What it means is that 343, like almost every game developer and some publishers, have staff that deal specifically with the community. That staff go onto the forums and other message boards and community sites and read what people are saying. Those community staff then report on what they read to the rest of the team at meetings and whatnot, and then there’s a discussion on whatever is brought up. Whether that’s matchmaking settings, features, mechanics, etc…
It doesn’t mean that all of the community’s wishes will come true. It means that ideas are plucked and if they fit in the game and work, then they work. If they don’t, they get thrown out. Most of development is purely what the team itself comes up with.
> Listening does not mean doing what they are told.
Glad someone said it.
Find a hobby until we get more info. There’s nothing to be gained with this.
I doubt they’re going to scrap infinity setting completely. I think 343 will try to keep some infinity settings but try to make it as competitive as possible because I’ve heard that they’ve been working with a lot of MLG pros. Fingers crossed that there’ll be a beta which will iron out all the creases in the game before its release
They learned what went went wrong with H4 or just trying to get more people to buy it.
I hope they really mean that they have listened and learned so they can get more people back.
At the end of the day, 343 makes the choice if they listen or not. They’re the developers and we’re just people who play the game so they’ll make the game how they want.
It is hard for me to say it without sounding like a -Yoink- and insulting 343, but a lot of devs have this chip on their shoulder where they think just because they make the game that they know best.
I watched an interview with the guy who does the story for AC 4 I think, and the interviewer started talking about fan suggestions and the guy basically said, ‘yea, I read what they say and some of it is cool, but I am the writer so I know best.’
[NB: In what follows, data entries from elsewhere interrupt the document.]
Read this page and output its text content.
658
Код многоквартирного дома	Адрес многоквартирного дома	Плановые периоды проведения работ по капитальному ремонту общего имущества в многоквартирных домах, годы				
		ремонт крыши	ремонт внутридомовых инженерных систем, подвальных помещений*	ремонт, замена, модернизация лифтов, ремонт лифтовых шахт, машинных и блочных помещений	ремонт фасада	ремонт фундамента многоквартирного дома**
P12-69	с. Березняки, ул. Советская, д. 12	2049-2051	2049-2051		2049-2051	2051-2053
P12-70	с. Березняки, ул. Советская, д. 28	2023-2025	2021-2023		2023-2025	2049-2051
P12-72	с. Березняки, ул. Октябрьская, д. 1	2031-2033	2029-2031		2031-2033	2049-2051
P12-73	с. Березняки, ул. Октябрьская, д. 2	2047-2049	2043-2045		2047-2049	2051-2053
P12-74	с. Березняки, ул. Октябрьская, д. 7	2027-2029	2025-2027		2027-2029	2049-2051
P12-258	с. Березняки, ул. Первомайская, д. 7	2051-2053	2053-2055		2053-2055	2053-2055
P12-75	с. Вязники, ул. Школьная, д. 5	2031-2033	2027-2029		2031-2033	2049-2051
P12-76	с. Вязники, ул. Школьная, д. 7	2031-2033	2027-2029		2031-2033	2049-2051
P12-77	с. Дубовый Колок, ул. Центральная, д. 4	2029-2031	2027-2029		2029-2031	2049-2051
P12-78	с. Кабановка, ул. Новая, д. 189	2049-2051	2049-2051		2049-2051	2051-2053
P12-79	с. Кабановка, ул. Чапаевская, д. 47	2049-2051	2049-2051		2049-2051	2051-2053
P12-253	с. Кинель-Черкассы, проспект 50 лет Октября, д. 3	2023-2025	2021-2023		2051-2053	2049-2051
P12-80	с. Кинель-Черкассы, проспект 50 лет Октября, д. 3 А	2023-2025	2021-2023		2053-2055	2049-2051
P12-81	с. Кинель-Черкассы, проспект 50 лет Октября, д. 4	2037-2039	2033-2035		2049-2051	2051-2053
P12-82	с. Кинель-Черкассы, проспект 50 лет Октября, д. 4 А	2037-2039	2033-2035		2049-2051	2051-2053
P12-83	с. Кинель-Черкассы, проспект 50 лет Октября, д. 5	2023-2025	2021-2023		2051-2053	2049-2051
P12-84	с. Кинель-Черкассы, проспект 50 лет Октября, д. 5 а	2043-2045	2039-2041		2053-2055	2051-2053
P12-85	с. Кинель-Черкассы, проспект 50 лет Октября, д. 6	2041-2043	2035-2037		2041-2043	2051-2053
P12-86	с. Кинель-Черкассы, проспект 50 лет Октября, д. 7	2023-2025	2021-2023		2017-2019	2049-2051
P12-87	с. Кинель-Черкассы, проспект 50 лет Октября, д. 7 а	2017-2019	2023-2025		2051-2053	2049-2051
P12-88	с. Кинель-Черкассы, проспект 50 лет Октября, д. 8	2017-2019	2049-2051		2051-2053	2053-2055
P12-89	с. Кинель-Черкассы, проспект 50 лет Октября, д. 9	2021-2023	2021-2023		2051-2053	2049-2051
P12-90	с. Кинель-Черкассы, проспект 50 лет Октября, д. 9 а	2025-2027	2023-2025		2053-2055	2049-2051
The funny thing you ask? I had already beaten AC 4 by that point and thought the fan suggestions were way more interesting and a lot better than the writer’s story.
Yes we see these forum posts that say “HALO 5 NEEDS FIREFIGHT” and others and those can probably be disregarded, but think about how unbalanced the DMR and Boltshot were at first. Remember how many fans talked about how they ruined map flow and the game. Remember when 343 finally got around and listened to us and fixed it and Halo 4 became like 50 times more fun because every game didn’t turn into team DMRs and boltshots?
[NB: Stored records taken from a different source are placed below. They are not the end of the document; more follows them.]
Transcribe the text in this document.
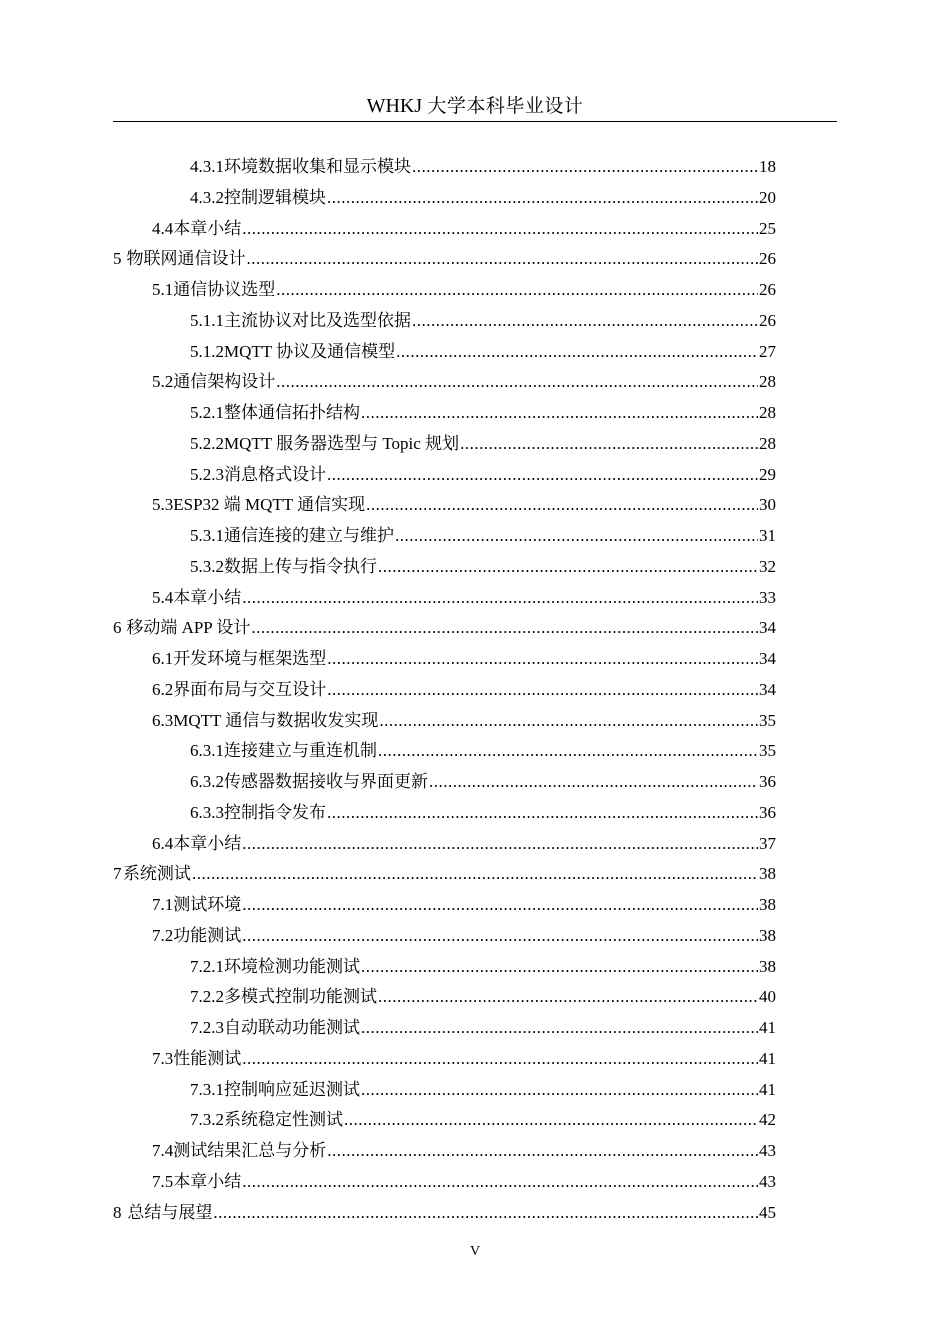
WHKJ 大学本科毕业设计
4.3.1 环境数据收集和显示模块 .....	18
4.3.2 控制逻辑模块 .....	20
4.4 本章小结 .....	25
5 物联网通信设计 .....	26
5.1 通信协议选型 .....	26
5.1.1 主流协议对比及选型依据 .....	26
5.1.2 MQTT 协议及通信模型 .....	27
5.2 通信架构设计 .....	28
5.2.1 整体通信拓扑结构 .....	28
5.2.2 MQTT 服务器选型与 Topic 规划 .....	28
5.2.3 消息格式设计 .....	29
5.3 ESP32 端 MQTT 通信实现 .....	30
5.3.1 通信连接的建立与维护 .....	31
5.3.2 数据上传与指令执行 .....	32
5.4 本章小结 .....	33
6 移动端 APP 设计 .....	34
6.1 开发环境与框架选型 .....	34
6.2 界面布局与交互设计 .....	34
6.3 MQTT 通信与数据收发实现 .....	35
6.3.1 连接建立与重连机制 .....	35
6.3.2 传感器数据接收与界面更新 .....	36
6.3.3 控制指令发布 .....	36
6.4 本章小结 .....	37
7 系统测试 .....	38
7.1 测试环境 .....	38
7.2 功能测试 .....	38
7.2.1 环境检测功能测试 .....	38
7.2.2 多模式控制功能测试 .....	40
7.2.3 自动联动功能测试 .....	41
7.3 性能测试 .....	41
7.3.1 控制响应延迟测试 .....	41
7.3.2 系统稳定性测试 .....	42
7.4 测试结果汇总与分析 .....	43
7.5 本章小结 .....	43
8 总结与展望 .....	45
V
I’m not saying 343 needs to listen or consider everything, but a lot of solid ideas have come out on these forums and for 343 to ignore these ideas is bad for the dev-fan relationship.
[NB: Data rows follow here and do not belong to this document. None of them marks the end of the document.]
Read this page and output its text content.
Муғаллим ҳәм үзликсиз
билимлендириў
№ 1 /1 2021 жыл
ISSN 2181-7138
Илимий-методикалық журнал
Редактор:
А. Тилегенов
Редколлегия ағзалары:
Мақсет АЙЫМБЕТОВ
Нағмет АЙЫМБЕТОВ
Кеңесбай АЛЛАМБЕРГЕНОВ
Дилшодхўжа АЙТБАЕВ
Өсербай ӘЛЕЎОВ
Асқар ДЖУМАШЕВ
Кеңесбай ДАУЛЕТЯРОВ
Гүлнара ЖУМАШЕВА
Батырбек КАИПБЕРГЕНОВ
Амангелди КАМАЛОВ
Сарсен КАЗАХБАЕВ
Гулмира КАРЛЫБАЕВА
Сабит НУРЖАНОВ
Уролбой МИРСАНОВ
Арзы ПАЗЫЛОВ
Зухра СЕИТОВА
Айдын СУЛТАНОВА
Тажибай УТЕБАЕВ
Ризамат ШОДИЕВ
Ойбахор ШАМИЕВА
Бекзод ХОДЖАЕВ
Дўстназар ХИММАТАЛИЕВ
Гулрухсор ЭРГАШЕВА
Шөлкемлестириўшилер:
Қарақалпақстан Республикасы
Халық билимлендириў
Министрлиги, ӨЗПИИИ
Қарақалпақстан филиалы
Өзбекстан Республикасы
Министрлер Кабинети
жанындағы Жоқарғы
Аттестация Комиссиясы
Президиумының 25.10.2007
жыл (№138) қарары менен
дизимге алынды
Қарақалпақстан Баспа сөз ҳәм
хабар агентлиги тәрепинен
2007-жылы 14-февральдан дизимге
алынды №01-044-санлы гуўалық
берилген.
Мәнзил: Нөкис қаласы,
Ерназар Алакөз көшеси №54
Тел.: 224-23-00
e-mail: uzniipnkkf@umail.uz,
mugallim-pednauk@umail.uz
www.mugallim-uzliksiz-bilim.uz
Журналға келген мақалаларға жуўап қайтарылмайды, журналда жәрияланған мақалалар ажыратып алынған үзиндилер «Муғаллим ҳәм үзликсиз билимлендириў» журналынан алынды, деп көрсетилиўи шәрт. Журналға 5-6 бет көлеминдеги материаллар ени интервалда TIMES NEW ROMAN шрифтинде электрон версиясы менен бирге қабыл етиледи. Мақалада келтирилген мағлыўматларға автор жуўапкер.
I remember Bungie people would just pop in on the forums occasionally and give reasons why certain things happened and why they didn’t do point B instead of Point A and it really showed they cared. I only saw 343 do it like once and it was after the community had been calling them out on it for like a month and a half and even so I only saw BS Angel and Frankie and then that stopped real quick.
Developers do not listen to suggestions; they listen to feedback. Feedback is just a problem, like “DMR is OP” or “loadouts aren’t fun.” Suggestions are solutions to those problems, like “DMR needs a nerf” or “restrict loadout options.”
So when 343i says that they’re “listening,” what they mean is that they’ve heard our feedback. It does not necessarily mean that they will implement our suggestions.
It means “here are some meaningless buzzwords, please buy our product”. Every communication by 343 at this point has been carefully designed by a PR/marketing team working to appeal to the consumer base. That’s just how capitalism works.